Note: The original article used the Times Roman Phonetics font to represent sounds. This won’t work online (unless the article is a pdf, which is a hassle). So I’ve transcribed the unstressed sound as /di/ to rhyme with we / pea / he. I’ve transcribed the stressed sound as /day/ to rhyme with say / pay etc.
We were writing the Student Activity Book for The Wrong Trousers video. With video courses, you do the script first, record it and write from the finished video. In this case we had to rewrite and simplify the existing script as an ELT version to fit the same mouth movements as the animation. The first episode is concerned with Gromit’s birthday present, and the word birthday appears four times. There’s also a calendar which appears on screen with the usual abbreviations, Mon – Tue – Wed etc. So, days of the week seemed a good teaching point. Pronunciation, we thought. Let’s do a quick stress exercise on Monday, Tuesday etc with the /di / ending. Then we listened to Peter Sallis, the actor who plays Wallace in both the original and the ELT version. Wallace doesn’t say /di/, he loudly and clearly in Peter Sallis’s Yorkshire accent says /day/. Right. Scrap that exercise. Then we thought about it, was the exercise worthwhile in the first place? If a large number of native speakers say /day/, why harass foreign learners into saying /di/? Especially as /day/ is clearer for a listener.

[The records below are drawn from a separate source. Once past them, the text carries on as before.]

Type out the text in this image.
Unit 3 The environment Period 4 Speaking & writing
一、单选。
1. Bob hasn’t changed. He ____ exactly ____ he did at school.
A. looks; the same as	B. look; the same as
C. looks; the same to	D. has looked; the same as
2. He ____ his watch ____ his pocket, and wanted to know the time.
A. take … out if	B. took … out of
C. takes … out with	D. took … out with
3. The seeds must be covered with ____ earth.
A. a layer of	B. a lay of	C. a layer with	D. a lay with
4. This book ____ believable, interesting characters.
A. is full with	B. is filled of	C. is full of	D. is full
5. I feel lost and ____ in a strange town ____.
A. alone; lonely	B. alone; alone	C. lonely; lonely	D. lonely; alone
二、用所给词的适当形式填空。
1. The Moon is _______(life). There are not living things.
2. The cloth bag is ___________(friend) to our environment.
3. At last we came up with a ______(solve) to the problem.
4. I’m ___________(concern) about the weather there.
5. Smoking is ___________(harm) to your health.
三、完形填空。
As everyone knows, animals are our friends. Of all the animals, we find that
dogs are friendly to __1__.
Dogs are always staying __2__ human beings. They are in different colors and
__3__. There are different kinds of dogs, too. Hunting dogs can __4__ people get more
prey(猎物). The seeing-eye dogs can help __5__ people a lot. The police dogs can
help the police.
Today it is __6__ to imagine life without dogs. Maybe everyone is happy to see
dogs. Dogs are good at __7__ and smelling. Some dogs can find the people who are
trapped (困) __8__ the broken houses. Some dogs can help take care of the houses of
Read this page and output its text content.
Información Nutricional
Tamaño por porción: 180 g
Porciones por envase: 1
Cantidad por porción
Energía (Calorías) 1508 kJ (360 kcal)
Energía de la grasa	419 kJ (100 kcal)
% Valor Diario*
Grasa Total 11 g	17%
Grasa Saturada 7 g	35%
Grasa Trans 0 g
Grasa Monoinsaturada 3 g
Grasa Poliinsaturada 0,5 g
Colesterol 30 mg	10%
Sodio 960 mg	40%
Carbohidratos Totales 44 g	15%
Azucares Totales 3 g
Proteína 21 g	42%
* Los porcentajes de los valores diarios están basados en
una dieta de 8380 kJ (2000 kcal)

Fast forward a few years. We were recording the audio for In English Starter. It was just a simple repetition of the days of the week. The actor started out Monday, Tuesday … with day as /di/. We stopped her. ‘Actually, we’d like Monday, Tuesday …’ with /day/. The actor and the producer had recorded for many ELT courses. This was the first time they’d been asked for /day/ instead of /di/. There is something called actorspeak. Actors never pronounce the ‘t’ at the end of restaurant. Some of them add a ‘g’ sound. There are words they are taught to say ‘properly’. Days of the week and restaurant are prime examples. We had been listening out for restaurant for weeks. Most people have a t sound at the end. Another actorspeak word is medicine, which actors pronounce as med-sin, but many people pronounce as med-i-sin.
We started listening out for /di/ and /day/. We recorded ourselves. Karen and I both say /di/most but not all of the time, but we both went to selective grammar schools in the south of England. I was born in Bournemouth, Karen in Cheltenham, though she moved to Belfast when she was a few weeks old. When she came back to England, her Belfast accent was so strong that she was given elocution lessons to eradicate it so that the rest of the class could understand her. She went on to study drama, and was taught actorspeak. So we’re both southern English /di/ sayers. But we are in a small minority. We made notes one evening on TV programmes and counted twenty-six /day/ to two /di/. One of the /di/ examples was weatherman Carl Tyler who managed to say Friday with a /di/ and Saturday with a /day/ in the same sentence.
Then we listened to a few songs. All of these have the/day/ sound:
Yesterday all my troubles were so far away …
(The Beatles)
Yesterday don’t matter ‘cos it’s gone … Goodbye Ruby Tuesday …
(The Rolling Stones)
Monday, Monday, so good to me …
(Mamas and Papas)
Sunday morning …
(Velvet Underground)
We’re all going on a summer holiday …
(Cliff Richard)
Holiday … Celebrate …
(Madonna)
Today’s your birthday …
(The Beatles)
It’s Saturday night and I just got paid …
(Elvis Presley)
While I’d admit that Paul McCartney had to rhyme yesterday with away, The Beatles consistently use /day/. There’s a fair British / American mix, though I’d also admit that British singers tend to adopt American pronunciation. We noticed that /di/ appears with some speakers in compounds (birthday cake, Tuesday night) but that they then use /day/ in a final position:
I’ve bought a birthday /di/ cake for her birthday. /day/
But does it matter in the slightest if both are /day/? I think not. Extrapolate to all those other textbook pronunciation exercises on weak forms. Students need to hear and recognize them, but it’s unlikely that they’ll use them in their own speech, and as non-native speakers, their use of the stressed version will add clarity.